That is so sweet, a very lucky little girl will be wearing this


----------



## yona (Feb 7, 2011)

Absolutely darling.... beautiful work too.


----------



## kathiba194 (Jun 12, 2011)

Beautiful work. The dress is lovely.


----------



## GrannyGoode (Oct 9, 2011)

So very beautiful, both the dress itself and your work. This is a must-do, so I thank you for including the whereabouts of the pattern. I'm going straight to Leisure Arts and order this for another granddaughter who is due to arrive in January 2012.

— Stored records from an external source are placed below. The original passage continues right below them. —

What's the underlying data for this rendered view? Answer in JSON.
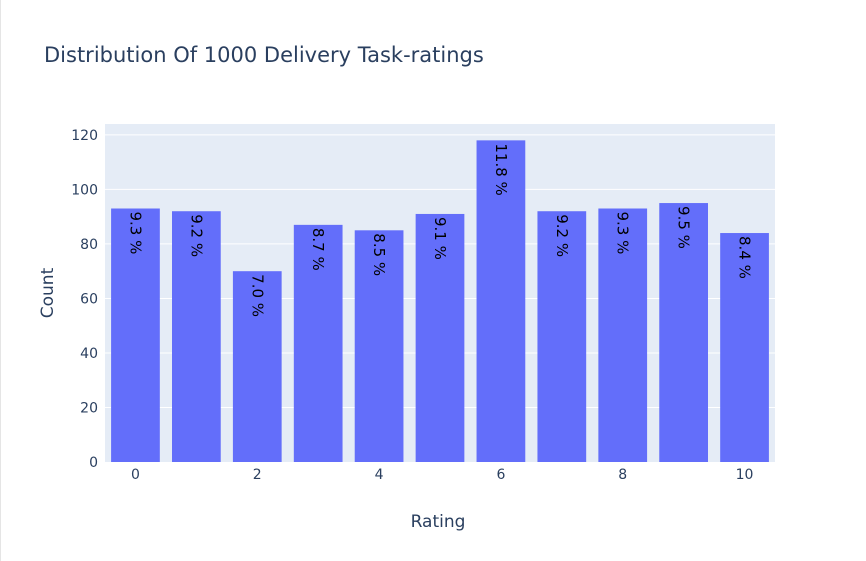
{
  "chart_data": {
    "type": "bar",
    "title": "Distribution Of 1000 Delivery Task-ratings",
    "xlabel": "Rating",
    "ylabel": "Count",
    "categories": [
      0,
      1,
      2,
      3,
      4,
      5,
      6,
      7,
      8,
      9,
      10
    ],
    "values": [
      93,
      92,
      70,
      87,
      85,
      91,
      118,
      92,
      93,
      95,
      84
    ],
    "data_labels": [
      "9.3 %",
      "9.2 %",
      "7.0 %",
      "8.7 %",
      "8.5 %",
      "9.1 %",
      "11.8 %",
      "9.2 %",
      "9.3 %",
      "9.5 %",
      "8.4 %"
    ],
    "ylim": [
      0,
      124
    ],
    "yticks": [
      0,
      20,
      40,
      60,
      80,
      100,
      120
    ],
    "xticks": [
      0,
      2,
      4,
      6,
      8,
      10
    ],
    "grid": true,
    "colors": {
      "bar": "#636efa",
      "plot_bg": "#e5ecf6",
      "grid": "#ffffff",
      "text": "#2a3f5f"
    }
  }
}
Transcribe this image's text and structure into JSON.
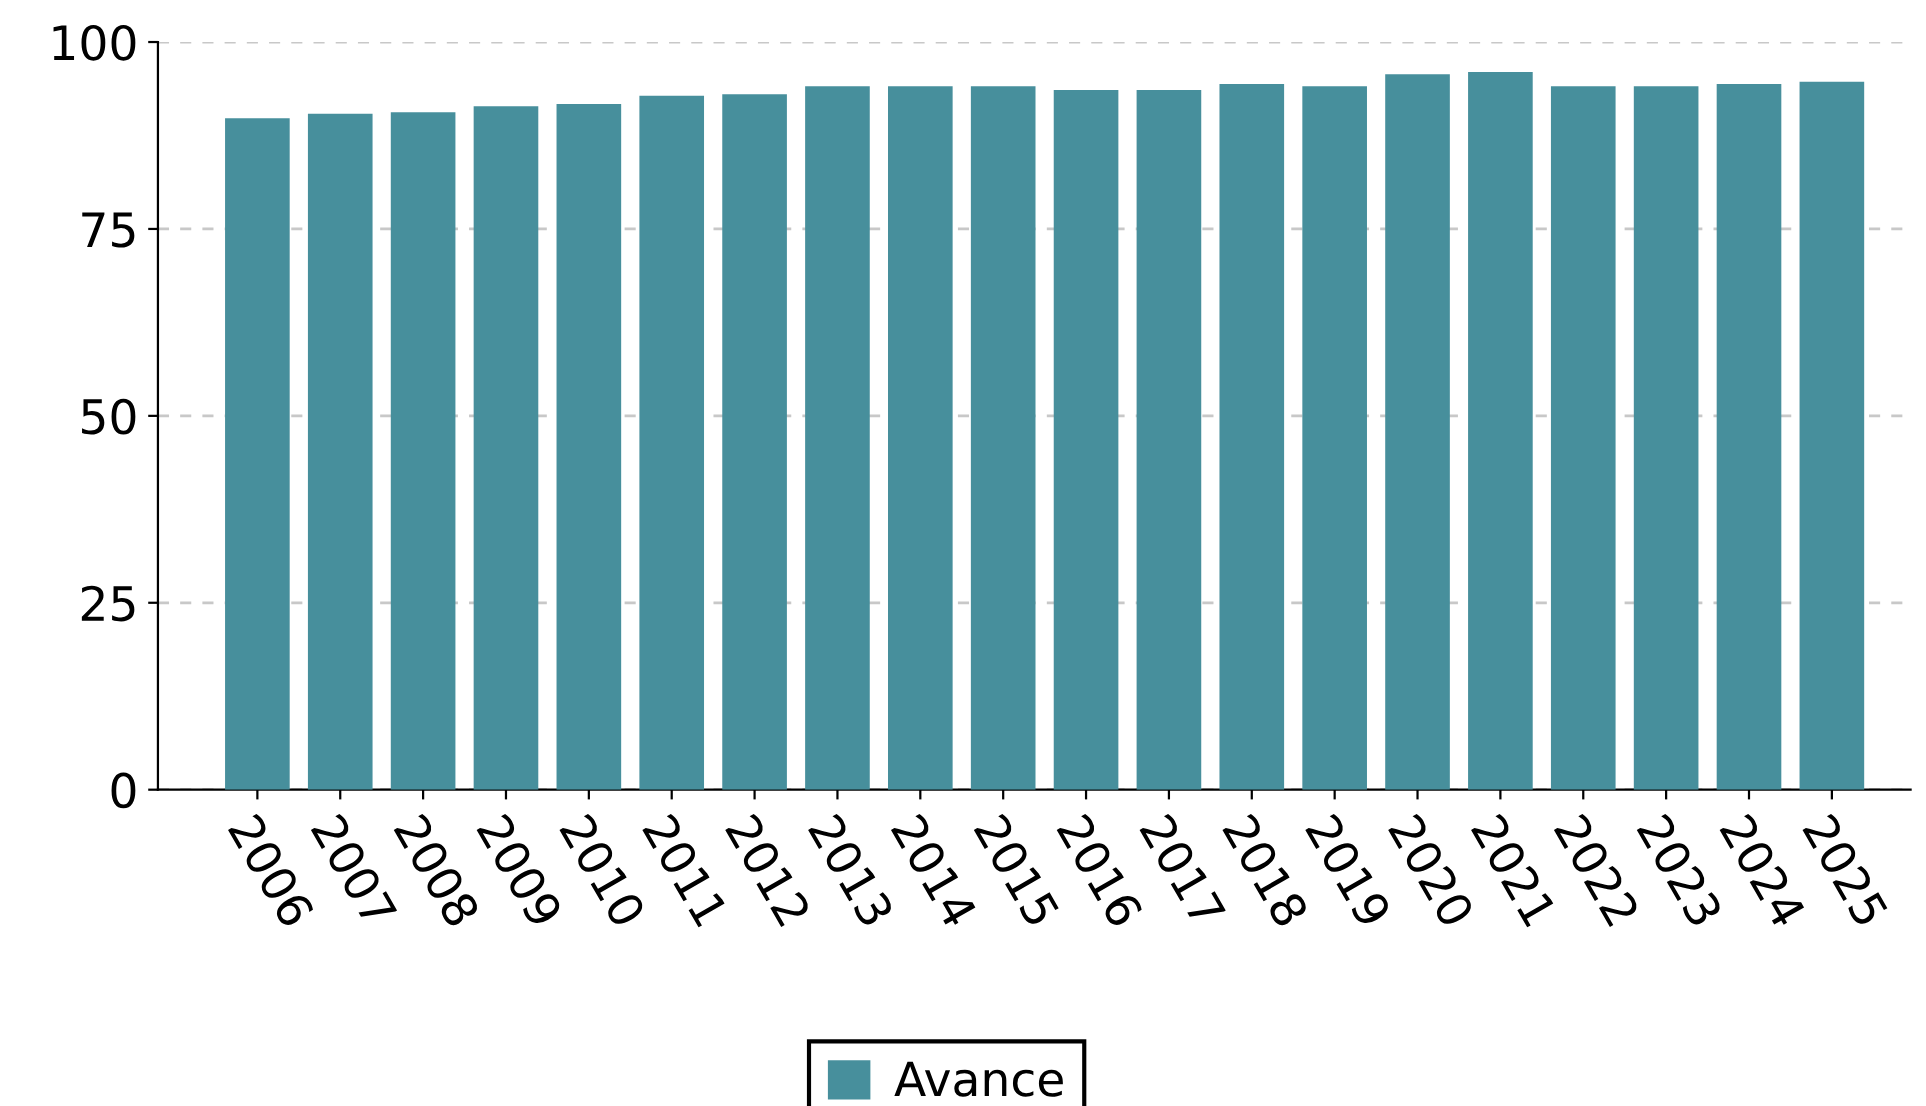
{
  "chart_data": {
    "type": "bar",
    "categories": [
      "2006",
      "2007",
      "2008",
      "2009",
      "2010",
      "2011",
      "2012",
      "2013",
      "2014",
      "2015",
      "2016",
      "2017",
      "2018",
      "2019",
      "2020",
      "2021",
      "2022",
      "2023",
      "2024",
      "2025"
    ],
    "series": [
      {
        "name": "Avance",
        "color": "#478f9c",
        "values": [
          89.8,
          90.4,
          90.6,
          91.4,
          91.7,
          92.8,
          93.0,
          94.1,
          94.1,
          94.1,
          93.6,
          93.6,
          94.4,
          94.1,
          95.7,
          96.0,
          94.1,
          94.1,
          94.4,
          94.7
        ]
      }
    ],
    "ylim": [
      0,
      100
    ],
    "yticks": [
      0,
      25,
      50,
      75,
      100
    ],
    "grid": "y",
    "legend": "bottom"
  }
}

Your work is really excellent. Lucky, lucky baby!


----------



## Keelyn (Mar 29, 2011)

Absolutely Beautiful!!


----------



## skfowler (Apr 13, 2011)

What an adorable dress!


----------



## Maxilolo (May 4, 2011)

That is the cutest little dress. Love it.


----------



## fibrefay (Mar 29, 2011)

The dress is gorgeous. Lovely work.


----------



## PITA (Mar 14, 2011)

Really, thank you all for the compliments! Sue


----------



## gramm27 (Oct 22, 2011)

I love the dress too. Lovely color and design. Good job.


----------



## whodlum (Jun 9, 2011)

Beautiful. Simple elegant design. Love the color also.


----------



## usafan2 (Feb 25, 2011)

That is just darling....Great Job!


----------



## maryrose (Apr 15, 2011)

hi, very lovely, i like the stitches used too. you knit such beautiful clothes for children.


----------



## Miss Pam (Jun 14, 2011)

That is just beautiful.


----------



## knitting_mama (Jan 30, 2011)

Simply adorable!


----------



## mtayl75234 (Mar 25, 2011)

What a great job you did. I love this pattern. I just downloaded the Lace Trellis Baby Dress. I most certainly do this one next.


----------